For film and TV production crew members accustomed to being paid as 1099 independent contractors, switching to W2 employee status might feel strange and unfamiliar. Now that you’re having taxes withheld, it can seem like you’re making less money than when you just had a flat daily contractor rate. But there are actually a number of benefits to being paid as an employee.
What’s the difference between W2 and 1099 anyway?
Though it was once common practice to classify film crew workers as independent contractors and pay them flat day rates, more and more productions are reducing their liability and paying their film crews properly, as W2 employees.
Quick definition: A W2 is the form used by an employer to report to the IRS how much they have paid an employee in a given tax year, along with a breakdown of how much was withheld and paid on the employee’s behalf for income tax and other contributions. A 1099 is a similar document for reporting payments made to a business or independent contractor.
Generally, there are no withholdings shown on a 1099; the payor doesn’t make income tax payments on behalf of the contractor or acknowledge an employer-employee relationship.
Why is production making me switch to W2s?
When production companies insist on paying crew members as employees, it’s not to pull one over on the crew, or to save money on production. Far from it. In fact, while you’re having money withheld from your paycheck in the form of income tax, Social Security and Medicare, the production company has to pay its own share of payroll taxes and other fringes as well.
In an employer-employee relationship, the employer has to pay contributions to the federal and state government based on a percentage of each employee’s gross wages. These go toward unemployment funding and FICA. The employer also must pay for workers’ compensation insurance, to cover any work-related injury.
So why would production opt for this, if it costs them more money?

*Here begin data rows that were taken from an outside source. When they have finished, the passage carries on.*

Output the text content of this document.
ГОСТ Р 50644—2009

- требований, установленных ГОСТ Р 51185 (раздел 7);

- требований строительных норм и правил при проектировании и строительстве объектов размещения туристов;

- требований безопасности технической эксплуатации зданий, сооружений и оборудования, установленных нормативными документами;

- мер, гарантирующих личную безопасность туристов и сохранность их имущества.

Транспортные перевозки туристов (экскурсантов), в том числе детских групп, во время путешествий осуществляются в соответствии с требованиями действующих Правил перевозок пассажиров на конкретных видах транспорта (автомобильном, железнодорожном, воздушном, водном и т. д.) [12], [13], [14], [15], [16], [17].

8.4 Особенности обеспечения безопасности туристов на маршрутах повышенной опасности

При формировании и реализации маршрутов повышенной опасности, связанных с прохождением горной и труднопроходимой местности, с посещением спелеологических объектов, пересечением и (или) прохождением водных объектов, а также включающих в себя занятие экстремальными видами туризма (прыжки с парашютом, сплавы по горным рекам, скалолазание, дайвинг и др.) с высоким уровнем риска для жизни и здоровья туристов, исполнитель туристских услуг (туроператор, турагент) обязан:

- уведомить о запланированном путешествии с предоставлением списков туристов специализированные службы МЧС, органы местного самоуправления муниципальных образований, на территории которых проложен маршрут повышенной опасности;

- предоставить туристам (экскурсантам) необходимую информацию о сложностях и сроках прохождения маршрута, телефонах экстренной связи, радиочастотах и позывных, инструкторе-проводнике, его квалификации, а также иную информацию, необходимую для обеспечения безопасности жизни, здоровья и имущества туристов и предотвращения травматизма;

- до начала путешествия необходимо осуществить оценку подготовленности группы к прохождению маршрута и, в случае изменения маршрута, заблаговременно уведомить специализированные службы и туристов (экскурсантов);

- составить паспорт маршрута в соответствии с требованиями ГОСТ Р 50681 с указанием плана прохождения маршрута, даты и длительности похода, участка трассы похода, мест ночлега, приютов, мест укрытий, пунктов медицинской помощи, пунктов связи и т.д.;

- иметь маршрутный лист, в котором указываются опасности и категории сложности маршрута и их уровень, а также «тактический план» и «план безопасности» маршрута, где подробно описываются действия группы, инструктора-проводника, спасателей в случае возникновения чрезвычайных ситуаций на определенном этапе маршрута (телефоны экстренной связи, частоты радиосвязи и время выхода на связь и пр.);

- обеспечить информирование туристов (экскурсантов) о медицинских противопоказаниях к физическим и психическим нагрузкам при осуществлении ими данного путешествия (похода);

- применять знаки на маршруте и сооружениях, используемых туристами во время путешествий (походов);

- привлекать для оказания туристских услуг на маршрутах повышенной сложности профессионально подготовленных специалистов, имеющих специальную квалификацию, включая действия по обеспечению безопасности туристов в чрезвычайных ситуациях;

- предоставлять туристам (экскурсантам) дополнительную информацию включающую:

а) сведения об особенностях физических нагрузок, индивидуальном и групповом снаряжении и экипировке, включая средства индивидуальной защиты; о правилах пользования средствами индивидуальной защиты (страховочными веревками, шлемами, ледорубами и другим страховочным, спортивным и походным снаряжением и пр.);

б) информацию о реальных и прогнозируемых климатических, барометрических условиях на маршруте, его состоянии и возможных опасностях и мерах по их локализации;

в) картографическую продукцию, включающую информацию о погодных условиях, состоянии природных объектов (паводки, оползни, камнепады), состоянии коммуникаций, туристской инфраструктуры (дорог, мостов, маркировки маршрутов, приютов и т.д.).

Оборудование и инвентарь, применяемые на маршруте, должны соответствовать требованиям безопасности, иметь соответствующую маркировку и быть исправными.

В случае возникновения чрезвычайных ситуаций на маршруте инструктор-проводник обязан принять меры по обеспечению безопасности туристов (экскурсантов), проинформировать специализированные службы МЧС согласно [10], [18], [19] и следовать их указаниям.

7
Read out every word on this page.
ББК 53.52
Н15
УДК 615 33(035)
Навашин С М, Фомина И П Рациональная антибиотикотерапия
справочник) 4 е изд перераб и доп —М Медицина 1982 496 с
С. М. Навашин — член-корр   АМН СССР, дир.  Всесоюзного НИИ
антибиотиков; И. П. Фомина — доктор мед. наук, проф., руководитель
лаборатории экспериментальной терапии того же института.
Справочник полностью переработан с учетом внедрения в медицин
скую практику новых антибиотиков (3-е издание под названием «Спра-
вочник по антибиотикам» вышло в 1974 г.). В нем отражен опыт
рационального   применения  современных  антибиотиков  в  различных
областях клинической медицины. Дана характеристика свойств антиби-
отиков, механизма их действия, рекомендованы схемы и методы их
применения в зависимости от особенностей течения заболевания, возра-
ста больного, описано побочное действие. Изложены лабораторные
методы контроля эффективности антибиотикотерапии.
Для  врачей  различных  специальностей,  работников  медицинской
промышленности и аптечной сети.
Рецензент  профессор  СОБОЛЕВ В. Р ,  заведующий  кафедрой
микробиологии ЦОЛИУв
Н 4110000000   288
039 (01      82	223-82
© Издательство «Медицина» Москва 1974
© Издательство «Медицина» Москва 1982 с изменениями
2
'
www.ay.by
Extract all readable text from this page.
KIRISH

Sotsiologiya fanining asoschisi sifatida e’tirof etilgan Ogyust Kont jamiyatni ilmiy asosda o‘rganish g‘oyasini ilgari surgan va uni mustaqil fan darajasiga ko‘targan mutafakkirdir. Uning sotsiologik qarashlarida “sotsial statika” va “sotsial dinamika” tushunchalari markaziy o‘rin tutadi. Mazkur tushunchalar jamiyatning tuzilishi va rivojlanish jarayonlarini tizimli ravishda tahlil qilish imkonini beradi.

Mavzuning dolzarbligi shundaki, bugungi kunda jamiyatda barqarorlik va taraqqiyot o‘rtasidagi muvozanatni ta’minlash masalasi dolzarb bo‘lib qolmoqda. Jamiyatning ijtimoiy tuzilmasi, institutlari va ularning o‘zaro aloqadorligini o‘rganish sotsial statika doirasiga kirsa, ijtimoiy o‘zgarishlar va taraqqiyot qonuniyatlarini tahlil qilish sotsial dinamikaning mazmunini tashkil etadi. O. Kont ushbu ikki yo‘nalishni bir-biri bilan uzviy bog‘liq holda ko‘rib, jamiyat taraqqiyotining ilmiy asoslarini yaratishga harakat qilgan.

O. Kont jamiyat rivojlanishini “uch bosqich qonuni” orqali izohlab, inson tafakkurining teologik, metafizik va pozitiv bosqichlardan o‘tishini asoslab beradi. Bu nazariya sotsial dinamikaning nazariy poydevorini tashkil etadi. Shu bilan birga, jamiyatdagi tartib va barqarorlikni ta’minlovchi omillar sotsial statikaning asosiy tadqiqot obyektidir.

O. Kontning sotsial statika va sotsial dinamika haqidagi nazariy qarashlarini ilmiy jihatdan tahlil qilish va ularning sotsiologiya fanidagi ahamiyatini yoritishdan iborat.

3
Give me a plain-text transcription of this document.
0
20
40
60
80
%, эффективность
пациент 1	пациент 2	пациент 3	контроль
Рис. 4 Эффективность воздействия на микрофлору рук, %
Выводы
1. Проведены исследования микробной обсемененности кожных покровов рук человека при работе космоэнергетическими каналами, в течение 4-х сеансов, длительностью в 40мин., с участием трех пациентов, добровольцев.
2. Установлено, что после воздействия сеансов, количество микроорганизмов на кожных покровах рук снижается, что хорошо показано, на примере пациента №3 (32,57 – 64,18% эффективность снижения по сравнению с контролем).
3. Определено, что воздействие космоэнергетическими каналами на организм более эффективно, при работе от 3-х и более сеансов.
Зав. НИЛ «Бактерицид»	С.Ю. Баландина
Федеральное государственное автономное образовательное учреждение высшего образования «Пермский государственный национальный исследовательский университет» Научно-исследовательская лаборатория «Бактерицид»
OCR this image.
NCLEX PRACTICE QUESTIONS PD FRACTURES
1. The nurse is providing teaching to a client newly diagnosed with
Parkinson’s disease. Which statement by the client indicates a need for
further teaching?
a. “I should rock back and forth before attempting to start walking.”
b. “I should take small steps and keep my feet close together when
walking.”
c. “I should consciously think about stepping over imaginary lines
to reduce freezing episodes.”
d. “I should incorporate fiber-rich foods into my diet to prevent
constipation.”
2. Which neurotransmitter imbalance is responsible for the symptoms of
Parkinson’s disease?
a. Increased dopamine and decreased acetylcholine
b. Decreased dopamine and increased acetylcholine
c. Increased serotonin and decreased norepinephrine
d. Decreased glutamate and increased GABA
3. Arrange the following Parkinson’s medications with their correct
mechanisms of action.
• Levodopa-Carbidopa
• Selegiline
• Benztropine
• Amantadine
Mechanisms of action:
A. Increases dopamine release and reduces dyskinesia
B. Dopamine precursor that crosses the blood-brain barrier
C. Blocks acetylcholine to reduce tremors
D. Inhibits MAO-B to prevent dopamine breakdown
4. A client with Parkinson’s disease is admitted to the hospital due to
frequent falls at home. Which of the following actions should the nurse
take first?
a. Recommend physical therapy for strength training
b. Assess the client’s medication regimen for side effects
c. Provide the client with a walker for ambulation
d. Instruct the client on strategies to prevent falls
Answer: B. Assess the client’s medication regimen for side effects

Number one, it’s the law. Misclassifying employees as independent contractors carry steep penalties, on top of having to pay back all the payroll taxes that were avoided due to the misclassification. Both the federal government and individual states have narrowed their positions on what qualifies as a true “contractor” role for employment and tax purposes. Production crew positions generally don’t qualify.
How W2 employment is good for crew members
The good news is, being paid as a W2 employee is completely to your benefit as a production crew worker. Here are the good things you get when you are paid as an employee on production:
- Unemployment. Did you know that when you get paid as a contractor, you are not entitled to unemployment benefits? Since you don’t have an “employer” who has paid into the state and federal unemployment coffers, there are no funds earmarked to pay you when you’re out of work. Part of the definition of an independent contractor is that you take on the risk of profit and loss — meaning when you can’t find work, that’s just a cost of doing business. But as an employee, when a job ends and you can’t find a new one right away, you can file for unemployment…and get paid!
- Workers’ Compensation. True independent contractors often are expected to carry their own workers’ comp coverage. This is insurance that covers job-related injuries that keep you from working. In an employer-employee relationship, the obligation for workers’ comp insurance lies with the production. In practice, workers’ compensation is often provided by an employer-of-record payroll service hired by production, but regardless, as an employee, you are protected.
- Overtime. The majority of jobs on a film set are properly classified as hourly, or “non-exempt.” That means the employees are paid on a per-hour basis, with a predefined straight-time rate. After a certain number of hours (depending on state or federal law, whichever is stricter), the employee must be paid a premium rate — usually 1.5X the straight-time rate, and then 2X the rate after a set period. It might surprise you to learn that a flat “day rate” is actually prohibited for hourly positions. When paying film crew properly as employees, workers must be given an hourly rate, overtime pay and any applicable meal penalties. When production is using a payroll service, those premiums are automatic, based on the reported work hours.
- Social Security. You pay into Social Security for a reason. Come retirement time, you want to be able to draw on those funds to pay your bills. And the government is well aware of how much you’ve contributed. In fact, your weekly payout in retirement is partially determined by how much you’ve paid in over the course of your career. If you’re not having Social Security withheld, you may be in for a surprise when you go to retire, and find you have a low weekly benefit — or worse yet, discover that you don’t qualify for Social Security benefits at all. You can look up your history of contributions and get an estimated benefit amount by creating an account at ssa.gov.
- No Tax Time Surprises. We’ve all been there. You freelance for many productions throughout the year, making a good day rate and feeling pretty flush. Then tax time comes. You hand all those 1099s over to your accountant, who comes back with the bad news that you owe the IRS a small fortune! Suddenly your cash flow is out of whack, and you’re canceling that trip to Machu Picchu. When you get paid as a W2 employee, though your next paycheck may be smaller each week, it’s because you’re making headway on your tax obligations. You may even get a refund… that Machu Picchu selfie is back on!
Bottom line of the W2
Though it may take a bit of getting used to, as a production crew member you stand to gain a lot by being paid as a W2 employee. Get ready for greatness.